The 99%-accurate test that’s a coin flip
Micro-lessons
A test is 99% accurate. You test positive. How worried should you be? For a rare disease the answer is often about 50/50 — and the reason is the number of healthy people, not the quality of the test.
Count people, not probabilities
Take 1000 people and a disease that afflicts 1% of them — 10 sick, 990 healthy. A test that catches 99% of the sick flags about 10 true positives. But at 99% specificity it also wrongly flags 1% of the 990 healthy — another ≈ 10 false positives. Twenty positive results, half of them healthy. A positive test is a coin flip.
Turn the knobs
Each square is one of 1000 people. Drag the base rate down and watch the red false-positives swamp the true positives — that ratio is your answer:
False positives are drawn from the large healthy pool, true positives from the small sick one.
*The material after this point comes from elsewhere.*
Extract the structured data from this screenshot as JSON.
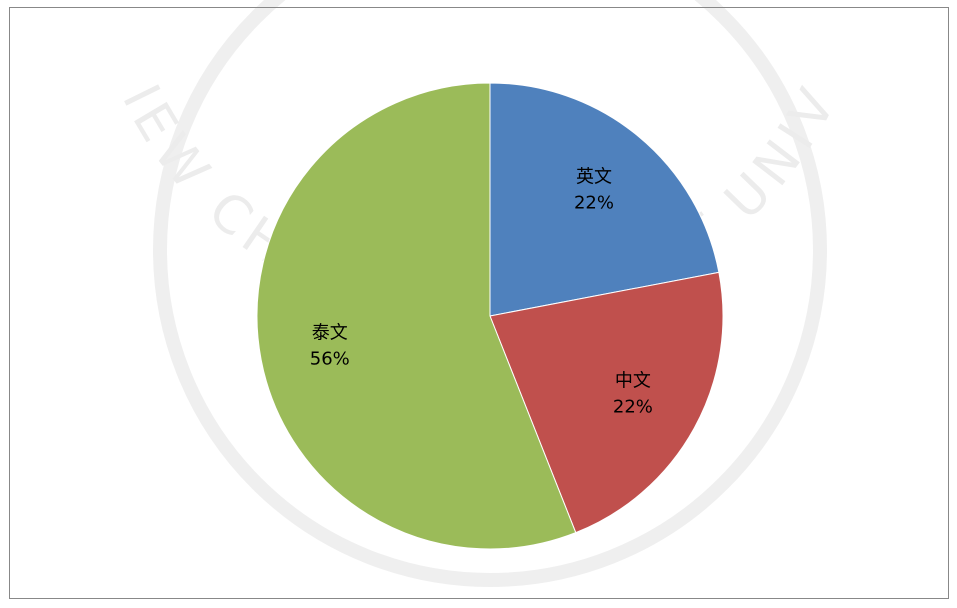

When the disease is rare, even a tiny false-positive rate times a big number rivals every true positive. The answer is always the same fraction — P(sick | +) = TP / (TP + FP) — and the prevalence is what tips it.
This is just Bayes
That fraction is Bayes’ theorem wearing work clothes. The prevalence is the prior; the test result is the evidence; the recomputed fraction is the posterior. It’s why screening a whole asymptomatic population needs punishing specificity, not just “accuracy,” and why a spam filter that’s 99% accurate still buries real mail if spam is rare in your inbox.
Say it, don’t just nod
A disease hits 0.1% of people; the test is 99% specific and catches every real case. Of 100 people who test positive, roughly how many are actually sick?
Per 100,000 people: 100 sick (all caught → 100 true positives) and 99,900 healthy, of whom 1% false-positive → ≈ 999. So P(sick | +) = 100 / (100 + 999) ≈ 9%.
Of 100 positives, only about 9 are truly sick — even with a perfect catch rate — because the 1% error on a huge healthy population dwarfs the handful of real cases.